Member of the Kurultai
- Incumbent
- Assumed office 27 August 2026
- Party list: Ädilet

Deputy Minister of Defense for Digitalization
- In office 15 April 2022 – 27 August 2026
- President: Kassym-Jomart Tokayev
- Minister: Ruslan Jaqsylyqov Däuren Qosanov

Personal details
- Born: 21 December 1990 (age 35) Kazakh SSR, Soviet Union
- Party: Ädilet (since 2026)
- Children: 3
- Education: King's College London Karagandy Technical University

Military service
- Allegiance: Kazakhstan
- Service: Ministry of Defense
- Years of service: 2022–2026

= Darhan Ahmediev =

Kazakh politician (born 1990)

Darhan Meiramūly Ahmediev (Дархан Мейрамұлы Ахмедиев; born 21 December 1990) is a Kazakh politician serving as a member of the 1st Kurultai from the Ädilet party list. Previously, he served as deputy minister of defense for digitalization from 2022 to 2026.

== Early life and education ==
Ahmediev was born on 21 December 1990 in the Kazakh SSR, the Soviet Union.

He graduated from Karagandy Technical University with a degree in information security systems. Later, under the Bolashak scholarship program, Ahmediev also earned a degree in cybersecurity from King's College London.

== Early career ==
Ahmediev began his career in 2012 as an analyst at National Information Technologies JSC.

From 2013 to 2015, he served as an expert at the Ministry of Emergency Situations and a chief expert at the Agency for Civil Service Affairs and Anti-Corruption.

From 2017 to 2022, Ahmediev held the positions of head of Division, deputy head, and subsequently head of the IT Development Department at the Ministry of Digital Development, Innovations and Aerospace Industry.

== Political career ==
On 15 April 2022, by president Kassym-Jomart Tokayev's decree Darhan Ahmediev was appointed deputy minister of defense for digitalization, serving under ministers Ruslan Jaqsylyqov and later Däuren Qosanov.
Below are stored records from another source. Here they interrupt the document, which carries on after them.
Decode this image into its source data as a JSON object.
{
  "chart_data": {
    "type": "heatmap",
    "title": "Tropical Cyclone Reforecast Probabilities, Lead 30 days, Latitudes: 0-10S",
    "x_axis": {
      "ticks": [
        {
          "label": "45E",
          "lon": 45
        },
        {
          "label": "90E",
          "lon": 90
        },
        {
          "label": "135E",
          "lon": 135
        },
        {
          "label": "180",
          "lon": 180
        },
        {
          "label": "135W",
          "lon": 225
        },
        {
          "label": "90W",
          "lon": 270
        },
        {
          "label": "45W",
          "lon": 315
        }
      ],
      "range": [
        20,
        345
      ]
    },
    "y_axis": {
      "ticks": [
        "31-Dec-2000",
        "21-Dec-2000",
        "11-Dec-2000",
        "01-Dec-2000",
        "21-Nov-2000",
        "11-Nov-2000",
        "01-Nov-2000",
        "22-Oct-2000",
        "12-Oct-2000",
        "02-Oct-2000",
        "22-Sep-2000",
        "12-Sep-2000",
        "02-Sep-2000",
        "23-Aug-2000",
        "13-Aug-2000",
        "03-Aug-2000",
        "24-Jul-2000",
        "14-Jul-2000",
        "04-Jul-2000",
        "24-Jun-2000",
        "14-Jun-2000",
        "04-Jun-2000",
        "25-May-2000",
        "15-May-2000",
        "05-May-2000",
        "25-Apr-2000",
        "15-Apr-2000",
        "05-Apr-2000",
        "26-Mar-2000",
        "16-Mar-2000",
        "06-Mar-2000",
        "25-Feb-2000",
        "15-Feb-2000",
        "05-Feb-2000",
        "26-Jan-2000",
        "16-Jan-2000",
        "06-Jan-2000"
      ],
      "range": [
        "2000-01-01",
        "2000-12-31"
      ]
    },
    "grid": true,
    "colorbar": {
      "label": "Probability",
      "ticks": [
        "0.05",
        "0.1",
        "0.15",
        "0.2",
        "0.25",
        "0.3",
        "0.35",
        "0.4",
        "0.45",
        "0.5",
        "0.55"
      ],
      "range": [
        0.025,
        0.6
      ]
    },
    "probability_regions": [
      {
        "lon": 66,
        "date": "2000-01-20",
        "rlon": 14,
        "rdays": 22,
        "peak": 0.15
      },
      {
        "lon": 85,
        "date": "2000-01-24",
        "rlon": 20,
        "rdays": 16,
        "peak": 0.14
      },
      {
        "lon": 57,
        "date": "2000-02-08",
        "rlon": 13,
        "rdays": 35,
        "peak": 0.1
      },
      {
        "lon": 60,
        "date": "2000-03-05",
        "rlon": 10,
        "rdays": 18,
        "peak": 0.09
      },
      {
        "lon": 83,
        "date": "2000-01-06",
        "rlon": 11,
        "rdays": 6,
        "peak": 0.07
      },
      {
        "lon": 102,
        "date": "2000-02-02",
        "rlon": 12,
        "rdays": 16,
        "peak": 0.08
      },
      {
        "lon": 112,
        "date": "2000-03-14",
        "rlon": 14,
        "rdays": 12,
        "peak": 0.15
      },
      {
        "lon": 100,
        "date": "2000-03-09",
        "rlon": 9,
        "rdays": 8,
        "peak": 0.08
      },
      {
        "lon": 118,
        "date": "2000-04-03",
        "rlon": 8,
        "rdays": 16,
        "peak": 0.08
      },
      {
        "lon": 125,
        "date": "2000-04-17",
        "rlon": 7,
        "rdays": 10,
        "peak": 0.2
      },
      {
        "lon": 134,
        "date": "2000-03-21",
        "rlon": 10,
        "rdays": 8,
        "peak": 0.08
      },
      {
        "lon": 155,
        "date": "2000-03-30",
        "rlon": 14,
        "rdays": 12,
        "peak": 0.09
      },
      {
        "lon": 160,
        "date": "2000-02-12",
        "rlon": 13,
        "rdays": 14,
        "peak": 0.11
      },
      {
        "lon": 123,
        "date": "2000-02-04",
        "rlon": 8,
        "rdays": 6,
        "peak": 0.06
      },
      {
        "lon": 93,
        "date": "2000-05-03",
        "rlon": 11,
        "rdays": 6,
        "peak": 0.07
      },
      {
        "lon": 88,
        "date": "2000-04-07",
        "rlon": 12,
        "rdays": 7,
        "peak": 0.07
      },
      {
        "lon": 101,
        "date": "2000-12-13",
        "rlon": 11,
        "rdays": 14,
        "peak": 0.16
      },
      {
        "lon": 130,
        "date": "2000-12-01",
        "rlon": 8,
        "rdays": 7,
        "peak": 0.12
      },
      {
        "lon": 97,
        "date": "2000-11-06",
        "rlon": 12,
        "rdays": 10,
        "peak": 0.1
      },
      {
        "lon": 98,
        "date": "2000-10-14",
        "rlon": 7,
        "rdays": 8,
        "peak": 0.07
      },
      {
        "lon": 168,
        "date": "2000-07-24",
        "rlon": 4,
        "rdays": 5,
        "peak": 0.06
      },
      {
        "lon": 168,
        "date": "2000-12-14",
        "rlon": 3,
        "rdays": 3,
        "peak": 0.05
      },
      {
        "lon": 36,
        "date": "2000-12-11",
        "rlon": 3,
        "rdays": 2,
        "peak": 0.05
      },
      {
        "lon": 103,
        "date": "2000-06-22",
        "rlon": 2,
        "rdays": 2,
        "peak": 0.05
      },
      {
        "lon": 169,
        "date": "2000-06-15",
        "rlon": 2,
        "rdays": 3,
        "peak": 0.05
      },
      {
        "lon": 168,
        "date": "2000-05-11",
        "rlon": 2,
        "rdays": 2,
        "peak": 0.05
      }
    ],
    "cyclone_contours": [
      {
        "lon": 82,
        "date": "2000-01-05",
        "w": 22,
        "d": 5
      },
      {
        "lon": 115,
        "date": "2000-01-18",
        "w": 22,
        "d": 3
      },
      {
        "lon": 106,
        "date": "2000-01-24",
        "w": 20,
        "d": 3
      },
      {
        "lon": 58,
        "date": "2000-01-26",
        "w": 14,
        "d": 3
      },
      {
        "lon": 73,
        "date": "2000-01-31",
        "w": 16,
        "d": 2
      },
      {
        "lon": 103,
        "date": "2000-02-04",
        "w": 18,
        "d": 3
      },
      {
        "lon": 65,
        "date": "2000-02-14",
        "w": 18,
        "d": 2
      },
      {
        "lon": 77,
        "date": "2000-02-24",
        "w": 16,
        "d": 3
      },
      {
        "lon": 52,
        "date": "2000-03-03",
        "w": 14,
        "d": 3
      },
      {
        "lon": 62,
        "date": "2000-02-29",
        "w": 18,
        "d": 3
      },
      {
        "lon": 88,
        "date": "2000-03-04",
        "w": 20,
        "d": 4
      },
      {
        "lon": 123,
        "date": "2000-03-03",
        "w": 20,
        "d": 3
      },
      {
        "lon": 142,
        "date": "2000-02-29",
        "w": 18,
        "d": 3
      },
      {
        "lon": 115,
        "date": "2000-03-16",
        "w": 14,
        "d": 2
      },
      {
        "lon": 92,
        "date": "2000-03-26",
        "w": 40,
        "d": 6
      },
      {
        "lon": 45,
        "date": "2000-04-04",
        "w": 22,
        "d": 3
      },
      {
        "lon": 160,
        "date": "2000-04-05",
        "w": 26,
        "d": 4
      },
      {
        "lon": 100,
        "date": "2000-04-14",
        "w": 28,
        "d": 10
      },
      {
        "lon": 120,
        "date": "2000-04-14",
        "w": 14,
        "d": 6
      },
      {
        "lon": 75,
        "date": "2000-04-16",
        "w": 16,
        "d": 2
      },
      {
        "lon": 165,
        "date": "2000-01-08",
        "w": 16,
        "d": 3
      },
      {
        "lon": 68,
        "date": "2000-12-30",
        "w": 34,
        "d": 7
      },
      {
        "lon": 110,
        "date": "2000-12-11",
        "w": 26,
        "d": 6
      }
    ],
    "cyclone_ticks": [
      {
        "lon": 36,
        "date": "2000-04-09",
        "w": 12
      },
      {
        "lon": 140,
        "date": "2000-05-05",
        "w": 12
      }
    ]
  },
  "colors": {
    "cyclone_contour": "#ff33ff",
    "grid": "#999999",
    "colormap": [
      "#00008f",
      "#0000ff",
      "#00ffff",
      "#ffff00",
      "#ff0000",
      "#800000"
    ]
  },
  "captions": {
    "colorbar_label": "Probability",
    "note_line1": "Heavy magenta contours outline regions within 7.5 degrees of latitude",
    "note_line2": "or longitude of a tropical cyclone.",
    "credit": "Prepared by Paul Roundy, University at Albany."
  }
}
Following the legislative elections on 23 August 2026, the Adilet party, of which Ahmediev is a member, secured the majority of votes in the newly formed unicameral parliament, the Kurultai. On 27 August, the Central Election Commission registered Ahmediev as a member of the 1st Kurultai, after which he was relieved of his post as deputy minister of defense. The following day, during the first session of the Kurultai, Ahmediev was elected chairman of the Committee on Digitalization, Innovation, and Science.

== Personal life ==
Ahmediev is married and has three children. He speaks Russian, English and Turkish, in addition to his native Kazakh.